On Wednesday, Trump “pulled back from the brink of war with Iran after having ordered the killing of a top Iranian general”, The Times of Israel reports. But the US president later added to the tensions with Tehran by saying “the time has come” for the other co-signatories to the Iran nuclear deal to follow the US in pulling their support.
“Nations have tolerated Iran’s destructive and destabilising behaviour,” he told reporters. “Those days are over.
“The time has come for the UK, Germany, France, Russia and China to… break away from the remnants of the Iran deal,” reports Euronews.
Trump appears to have been galvanised by news that Iran has scrapped limits imposed on its nuclear enrichment by the agreement and has “already breached many of the restrictions under the deal”, according to Al Jazeera.
With the US calling for the dissolution of the deal and Iran apparently violating its terms, European leaders have been left in an “awkward position”, the broadcaster reports.
What is Europe doing in response?
According to CNBC, the EU has “attracted criticism for its slow response to the crisis” that erupted last week, with many EU countries making statements some days after the assassination of General Qasem Soleimani.
However, with the Iran deal on the brink of collapse, European lawmakers have sprung into action, with a number of countries expressing their public support for the agreement.
On Thursday a French foreign ministry spokesperson told reporters that “France remains committed to the framework of the Vienna Iran nuclear accord” and “continues to work with the other parties” involved in the deal.
The same day, Prime Minister Johnson “underlined the UK’s continued commitment” to the deal in a conversation with President Rouhani, according to a Downing Street spokesperson, the BBC reports.
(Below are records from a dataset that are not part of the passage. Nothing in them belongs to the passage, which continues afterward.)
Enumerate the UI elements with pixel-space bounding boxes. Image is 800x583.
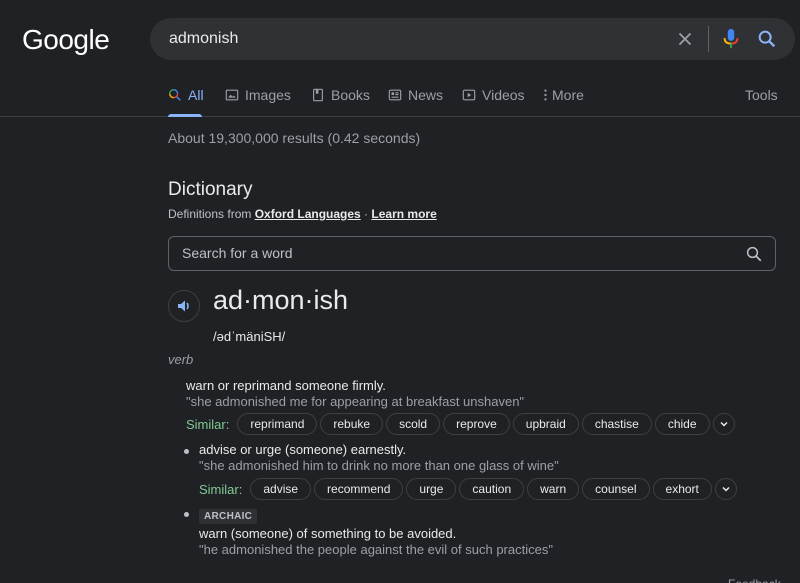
tab-videos[interactable]: Videos [462,87,525,103]
headword: ad·mon·ish [213,285,349,315]
similar-chip[interactable]: counsel [582,478,650,500]
tab-books[interactable]: Books [311,87,370,103]
clear-icon[interactable] [674,28,696,50]
tab-label: Books [331,87,370,103]
pronunciation-button[interactable] [168,290,200,322]
register-label: ARCHAIC [199,509,258,524]
news-icon [388,89,402,101]
dictionary-title: Dictionary [168,179,253,200]
search-bar[interactable]: admonish [150,18,795,60]
similar-chip[interactable]: chide [654,413,710,435]
sense-2: advise or urge (someone) earnestly. "she… [199,442,559,474]
video-icon [462,89,476,101]
similar-chip[interactable]: reprove [443,413,510,435]
source-separator: · [360,207,372,221]
search-icon [169,89,181,101]
active-tab-indicator [168,114,202,117]
feedback-link[interactable]: Feedback [728,577,781,583]
definition: advise or urge (someone) earnestly. [199,442,407,457]
similar-chip[interactable]: caution [459,478,525,500]
expand-similar-button[interactable] [712,413,735,435]
similar-chip[interactable]: rebuke [320,413,384,435]
similar-row-1: Similar: reprimand rebuke scold reprove … [186,413,735,435]
example: "she admonished me for appearing at brea… [186,394,525,409]
google-logo[interactable]: Google [22,24,110,56]
book-icon [313,88,323,102]
word-search-input[interactable] [182,245,722,261]
result-stats: About 19,300,000 results (0.42 seconds) [168,130,421,146]
tab-label: More [552,87,584,103]
tab-label: All [188,87,204,103]
search-tabs: All Images Books News Videos More Tools [0,78,800,117]
definition: warn or reprimand someone firmly. [186,378,386,393]
similar-label: Similar: [186,416,230,432]
similar-label: Similar: [199,481,243,497]
image-icon [225,89,239,101]
header: Google admonish [0,0,800,78]
bullet [184,449,189,454]
word-search-box[interactable] [168,236,776,271]
learn-more-link[interactable]: Learn more [371,207,436,221]
tab-news[interactable]: News [388,87,443,103]
similar-chip[interactable]: warn [527,478,580,500]
similar-chip[interactable]: recommend [314,478,404,500]
search-input[interactable]: admonish [169,30,238,48]
tools-label: Tools [745,87,778,103]
sense-1: warn or reprimand someone firmly. "she a… [186,378,524,410]
part-of-speech: verb [168,352,194,367]
sense-3: ARCHAIC warn (someone) of something to b… [199,507,553,558]
tab-more[interactable]: More [542,87,584,103]
tab-label: News [408,87,444,103]
similar-chip[interactable]: advise [250,478,312,500]
bullet [184,512,189,517]
tab-label: Images [245,87,291,103]
tab-label: Videos [482,87,525,103]
example: "he admonished the people against the ev… [199,542,553,557]
similar-chip[interactable]: upbraid [512,413,579,435]
similar-chip[interactable]: exhort [652,478,712,500]
dictionary-source: Definitions from Oxford Languages · Lear… [168,207,437,221]
example: "she admonished him to drink no more tha… [199,458,559,473]
definition: warn (someone) of something to be avoide… [199,526,457,541]
source-prefix: Definitions from [168,207,255,221]
chevron-down-icon [720,421,728,427]
tools-button[interactable]: Tools [745,87,778,103]
search-divider [708,26,709,52]
similar-chip[interactable]: reprimand [237,413,318,435]
tab-all[interactable]: All [168,87,204,103]
microphone-icon[interactable] [720,27,742,51]
search-icon[interactable] [745,245,763,263]
oxford-languages-link[interactable]: Oxford Languages [255,207,361,221]
similar-chip[interactable]: chastise [581,413,652,435]
speaker-icon [178,300,189,312]
tab-images[interactable]: Images [225,87,291,103]
similar-row-2: Similar: advise recommend urge caution w… [199,478,737,500]
expand-similar-button[interactable] [714,478,737,500]
search-icon[interactable] [756,28,778,50]
similar-chip[interactable]: scold [386,413,441,435]
phonetic: /ədˈmäniSH/ [213,329,286,344]
chevron-down-icon [722,486,730,492]
more-vert-icon [544,89,547,101]
similar-chip[interactable]: urge [406,478,457,500]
A spokesperson for the German government also claimed its “goal remains to save the agreement”, and earlier this week European Commission President Ursula von der Leyen told reporters: “From a European viewpoint, it is important for Iran to return to the nuclear deal. We have to convince Iran that it’s also in its own interest.”
The EU has arranged a rare emergency meeting of its foreign ministers for Friday afternoon, where the next steps are due to be discussed, according to Euronews.
Can they save the deal?
In the current chaotic climate, it’s anybody’s guess.
Neil Dwane, global strategist at Allianz Global Investors, told CNBC: “I think [the deal] is dead in the water… [Iran will] say one thing with one hand and move on.”
Holger Schmieding, chief economist at investment bank Berenberg, agreed. He claimed that the accord “is largely dead as Iran feels no longer bound by it”.
He added: “As Trump does not listen to allies, Europe’s role is very limited in the region. Europe is mostly a bystander, having to grapple with the potential fallout of instability in the region without being able and willing to influence events much.”
But, as the BBC notes, “nobody other than President Trump wants to declare the agreement dead”, and a desperate salvage mission by the EU could see it saved, especially as “accepting the deal’s demise might make a difficult situation even worse”.
The broadcaster also notes that if the deal does fall apart, there may be scope for the EU to renegotiate a new deal without the input of the US.